Island communities have developed some of the most effective practices to support the sustainable use of coastal and ocean resources, we just have to take this into account.
In a vast area of ocean with around 30,000 known islands, traditional Pacific navigators have a reputation for saying, “first you choose your destination, then you figure out how to get there.”

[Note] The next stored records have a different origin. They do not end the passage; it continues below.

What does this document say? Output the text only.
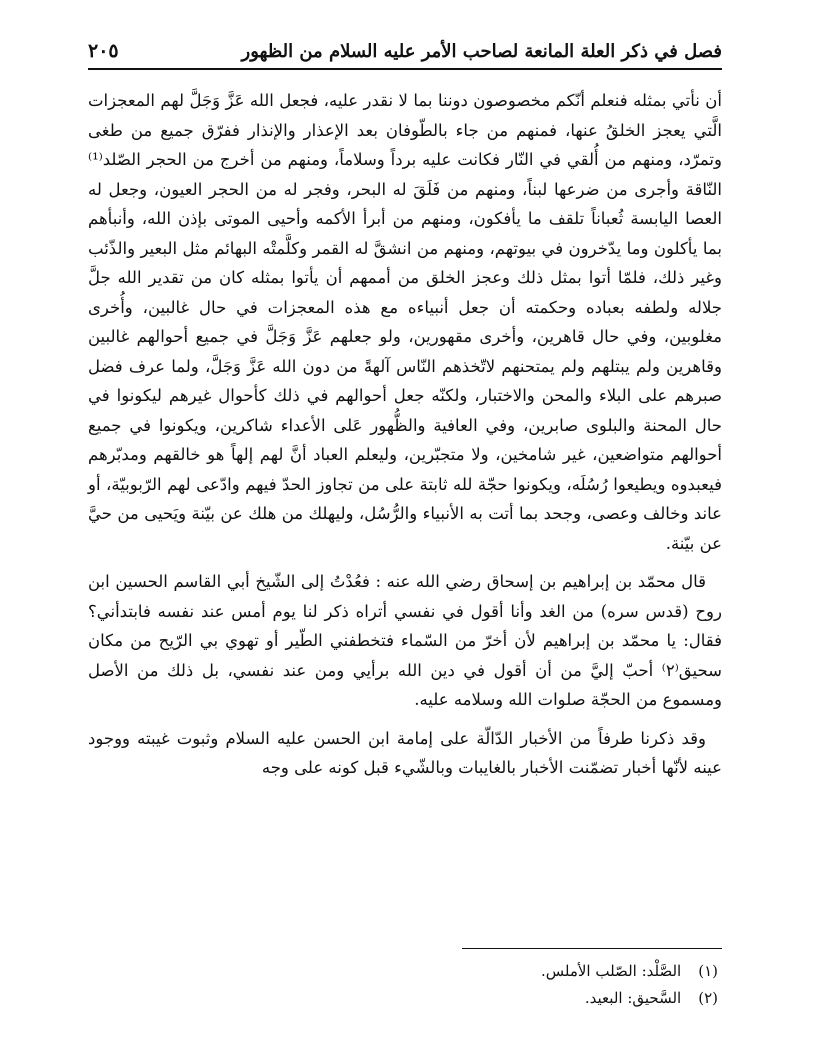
فصل في ذكر العلة المانعة لصاحب الأمر عليه السلام من الظهور
٢٠٥

أن نأتي بمثله فنعلم أنّكم مخصوصون دوننا بما لا نقدر عليه، فجعل الله عَزَّ وَجَلَّ لهم المعجزات الَّتي يعجز الخلقُ عنها، فمنهم من جاء بالطّوفان بعد الإعذار والإنذار ففرّق جميع من طغى وتمرّد، ومنهم من أُلقي في النّار فكانت عليه برداً وسلاماً، ومنهم من أخرج من الحجر الصّلد⁽¹⁾ النّاقة وأجرى من ضرعها لبناً، ومنهم من فَلَقَ له البحر، وفجر له من الحجر العيون، وجعل له العصا اليابسة ثُعباناً تلقف ما يأفكون، ومنهم من أبرأ الأكمه وأحيى الموتى بإذن الله، وأنبأهم بما يأكلون وما يدّخرون في بيوتهم، ومنهم من انشقَّ له القمر وكلَّمتْه البهائم مثل البعير والذّئب وغير ذلك، فلمّا أتوا بمثل ذلك وعجز الخلق من أممهم أن يأتوا بمثله كان من تقدير الله جلَّ جلاله ولطفه بعباده وحكمته أن جعل أنبياءه مع هذه المعجزات في حال غالبين، وأُخرى مغلوبين، وفي حال قاهرين، وأخرى مقهورين، ولو جعلهم عَزَّ وَجَلَّ في جميع أحوالهم غالبين وقاهرين ولم يبتلهم ولم يمتحنهم لاتّخذهم النّاس آلهةً من دون الله عَزَّ وَجَلَّ، ولما عرف فضل صبرهم على البلاء والمحن والاختبار، ولكنّه جعل أحوالهم في ذلك كأحوال غيرهم ليكونوا في حال المحنة والبلوى صابرين، وفي العافية والظُّهور عَلى الأعداء شاكرين، ويكونوا في جميع أحوالهم متواضعين، غير شامخين، ولا متجبّرين، وليعلم العباد أنَّ لهم إلهاً هو خالقهم ومدبّرهم فيعبدوه ويطيعوا رُسُلَه، ويكونوا حجّة لله ثابتة على من تجاوز الحدّ فيهم وادّعى لهم الرّبوبيّة، أو عاند وخالف وعصى، وجحد بما أتت به الأنبياء والرُّسُل، وليهلك من هلك عن بيّنة ويَحيى من حيَّ عن بيّنة.

قال محمّد بن إبراهيم بن إسحاق رضي الله عنه : فعُدْتُ إلى الشّيخ أبي القاسم الحسين ابن روح (قدس سره) من الغد وأنا أقول في نفسي أتراه ذكر لنا يوم أمس عند نفسه فابتدأني؟ فقال: يا محمّد بن إبراهيم لأن أخرّ من السّماء فتخطفني الطّير أو تهوي بي الرّيح من مكان سحيق⁽٢⁾ أحبّ إليَّ من أن أقول في دين الله برأيي ومن عند نفسي، بل ذلك من الأصل ومسموع من الحجّة صلوات الله وسلامه عليه.

وقد ذكرنا طرفاً من الأخبار الدّالّة على إمامة ابن الحسن عليه السلام وثبوت غيبته ووجود عينه لأنّها أخبار تضمّنت الأخبار بالغايبات وبالشّيء قبل كونه على وجه

(١) الصَّلْد: الصّلب الأملس.
(٢) السَّحيق: البعيد.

The health of our ocean and all who depend on it faces a multitude of threats. If our destination is an ocean that provides nourishment and support for present and future generations, we have a lot of sailing to do, including a major correction to our current course. Indigenous communities know what is needed to preserve our oceans. Islanders have developed some of the most effective practices to support the sustainable use of coastal resources, from fishing techniques, tools and timing, to wise land use practices in watersheds affecting coral reefs and ecosystems. offshore. For example, some fishermen on the island of Yap in the Federated States of Micronesia use kites made from native breadfruit leaves and pandanus thorns to haul their fiberglass fishing lines. coco above the reef. They use shark muscle bands instead of hooks. They can only catch long-nosed needles and avoid other species, so nothing goes to waste. Chiefs in Palau prohibit fishing in reef channels during grouper spawning events (this practice is known as “bul”) to protect these important species when they are most productive and vulnerable. Palauans also protect mangrove forests and use taro fields to protect coastal coral reef ecosystems from damage from land runoff and sedimentation.
However, these traditional tenure systems did not have to solve the current problems. The ocean is suffering from the push-pull of too many toxic substances being introduced into it and too many valuable resources being extracted at levels that compromise the health and longevity of marine ecosystems.
Human-made pollution sources and pesticide use, microplastics, mercury accumulating in tuna, large-scale toxic sewage discharges, oil spills, industrial overfishing, illegal fishing, as well as global climate change all contribute to the destruction of the ocean.
While problems seem daunting, solutions do exist. Each of us can make decisions about the products we buy, such as avoiding single-use plastics and personal care products containing microbeads and researching the foods we eat.
Several mobile phone apps such as Seafood Watch help consumers determine if their fish is caught or farmed responsibly. Consumers can also pressure companies to reduce the use of products like glyphosate (the active ingredient in Roundup, commonly used in the US), which isn’t just used to kill weeds. , but also for drying oats.
All of these examples work, but effectiveness comes down to scale, consistency, broad engagement, and access to reliable information. Understanding the psychology of sustainability and effective climate change communication is key to changing behaviors at large scales.
If each person influences ten others to bring about significant change, there is hope, because one person begets ten, which begets 100 and affects 1,000. It is human nature to experience action fatigue and end up making a few gestures while continuing a majority of bad behaviors that are not sustainable. Politicians and decision makers can drive change. But the lack of political will to support ocean sustainability is the result of a combination of insufficiently and poorly communicated information (including from the scientific community), disengagement, voter cynicism and false advertising. of those who can profit financially from inaction.
Global climate change is the greatest threat to the world’s oceans and our entire planet. Substantial effects are already being felt from high sea surface temperatures leading to massive episodes of coral reef bleaching, reduced ocean productivity due to acidification, increased frequency and intensity of storms affecting marine ecosystems, sea level rise damaging coastal areas and migration of deep-sea fish due to warming waters.
Reducing local stressors is one strategy to save time and deal with the impacts of climate change, including using online calculators to track our carbon footprint and adjust accordingly. But there is urgency because atmospheric CO2 levels have already exceeded healthy limits. Reducing greenhouse gases, while still critical, will no longer be enough to protect many ecosystems, and carbon sequestration (the process of capturing and storing carbon dioxide) will need to be considered on a larger scale.
Traditional leaders and stakeholders in the Pacific Islands always view their actions in the context of the legacy they leave for future generations. The longevity of what they leave behind does not match the myopic view of election cycles that guide many politicians. If our precious ocean ecosystems are to be protected for future generations, we need leaders who will act on the abundance of sound science we already have. Time is running out and the worst action is inaction. Our ocean is threatened but not doomed, and the outcome is entirely up to us.
(This story has not been edited by the Devdiscourse team and is auto-generated from a syndicated feed.)